Biomimetically targeted nanoparticle platforms leverage nature's own binding specificities to preferentially localize to regions of interest within the body. Unlike conventional targeting strategies, which often depend on approaches involving lengthy discovery and validation, the use of naturally occurring binding mechanisms has the potential to speed up workflows for new targeting ligand identification. Binding interactions among cells, small molecules, biomolecules, and surfaces are a fundamental part of biological systems, and the character of these interactions can vary greatly depending on the biological function. As illustrated in this review, natural biomimetic targeting strategies can be employed using anything from small molecule vitamins to entire cell membranes. Having a plethora of potential choices of targeting strategies for nanoparticle delivery is important, as each may be best suited for a different application. Selecting the correct approach will require consideration of many factors such as size and shape requirements, surface chemistry, intended fate, and route of administration.
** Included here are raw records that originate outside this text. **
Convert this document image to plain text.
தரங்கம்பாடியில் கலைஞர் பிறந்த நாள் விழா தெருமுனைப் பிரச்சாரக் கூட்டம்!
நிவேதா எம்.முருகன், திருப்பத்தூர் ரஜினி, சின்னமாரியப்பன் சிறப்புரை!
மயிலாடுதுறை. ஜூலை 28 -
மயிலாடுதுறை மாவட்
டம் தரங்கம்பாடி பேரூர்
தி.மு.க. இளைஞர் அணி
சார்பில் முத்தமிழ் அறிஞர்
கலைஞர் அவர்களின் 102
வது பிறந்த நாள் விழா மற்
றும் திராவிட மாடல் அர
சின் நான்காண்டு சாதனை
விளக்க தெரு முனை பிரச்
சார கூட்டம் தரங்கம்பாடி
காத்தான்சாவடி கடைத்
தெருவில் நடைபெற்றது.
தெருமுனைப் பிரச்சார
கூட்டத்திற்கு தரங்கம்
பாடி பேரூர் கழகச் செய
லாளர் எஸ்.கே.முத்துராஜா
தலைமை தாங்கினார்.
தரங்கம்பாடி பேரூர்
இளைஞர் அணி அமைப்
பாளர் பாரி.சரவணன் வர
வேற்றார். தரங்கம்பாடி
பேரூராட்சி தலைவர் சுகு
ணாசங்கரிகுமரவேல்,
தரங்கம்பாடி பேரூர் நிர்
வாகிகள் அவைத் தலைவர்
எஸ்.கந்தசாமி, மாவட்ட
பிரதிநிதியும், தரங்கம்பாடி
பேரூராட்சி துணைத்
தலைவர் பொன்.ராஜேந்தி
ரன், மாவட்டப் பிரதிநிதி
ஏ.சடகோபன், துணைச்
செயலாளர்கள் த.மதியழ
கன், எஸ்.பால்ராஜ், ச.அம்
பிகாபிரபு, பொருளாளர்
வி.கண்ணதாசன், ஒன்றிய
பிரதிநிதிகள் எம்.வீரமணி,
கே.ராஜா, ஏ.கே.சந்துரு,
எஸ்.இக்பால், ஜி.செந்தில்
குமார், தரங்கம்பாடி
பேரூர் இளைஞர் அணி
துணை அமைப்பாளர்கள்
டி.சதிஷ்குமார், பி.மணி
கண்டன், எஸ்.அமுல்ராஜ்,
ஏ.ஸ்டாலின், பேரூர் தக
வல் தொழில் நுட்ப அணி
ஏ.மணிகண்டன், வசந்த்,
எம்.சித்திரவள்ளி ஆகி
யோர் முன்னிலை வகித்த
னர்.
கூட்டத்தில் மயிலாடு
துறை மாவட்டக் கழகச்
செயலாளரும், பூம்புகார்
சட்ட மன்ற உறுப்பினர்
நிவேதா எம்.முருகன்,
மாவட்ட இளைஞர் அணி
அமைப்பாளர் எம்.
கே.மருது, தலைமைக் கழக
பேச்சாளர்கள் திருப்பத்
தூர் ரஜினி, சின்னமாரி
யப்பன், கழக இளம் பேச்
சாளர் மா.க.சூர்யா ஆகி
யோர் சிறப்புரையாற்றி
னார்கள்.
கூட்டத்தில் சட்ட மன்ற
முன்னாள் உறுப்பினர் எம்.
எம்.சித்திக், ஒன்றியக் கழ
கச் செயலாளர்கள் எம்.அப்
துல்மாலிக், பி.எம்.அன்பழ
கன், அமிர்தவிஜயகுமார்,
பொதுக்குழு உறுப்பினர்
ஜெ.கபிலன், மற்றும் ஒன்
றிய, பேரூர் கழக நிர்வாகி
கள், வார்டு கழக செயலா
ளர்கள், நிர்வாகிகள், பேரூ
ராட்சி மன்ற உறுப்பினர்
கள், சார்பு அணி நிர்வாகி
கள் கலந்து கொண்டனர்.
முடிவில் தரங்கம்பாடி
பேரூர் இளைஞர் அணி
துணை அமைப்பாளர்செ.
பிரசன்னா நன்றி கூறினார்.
Looking toward the future, it can be envisioned that multiligand strategies for targeted nanoparticle delivery will be increasingly explored. This stems from the fact that biological interactions are incredibly complex and seldom singular. By employing multiple targeting ligands, it may ultimately be possible to design delivery platforms with exquisite specificity and sensitivity. To accomplish this, it may be necessary to develop novel synthetic strategies for the controlled incorporation of multiple moieties onto the surface of nanoparticles. An alternative approach already described is the use of cell membrane coatings, a top‐down strategy that circumvents the need for complicated chemistries. Employing cell membranes not only enables the facile incorporation of multiple ligands and functionalities, but it also does so at stoichiometries found inherently in nature. Regardless of the method, as targeting strategies continue to develop and become more sophisticated over time, the ability of nanoparticle platforms to address pressing health issues will continue to improve.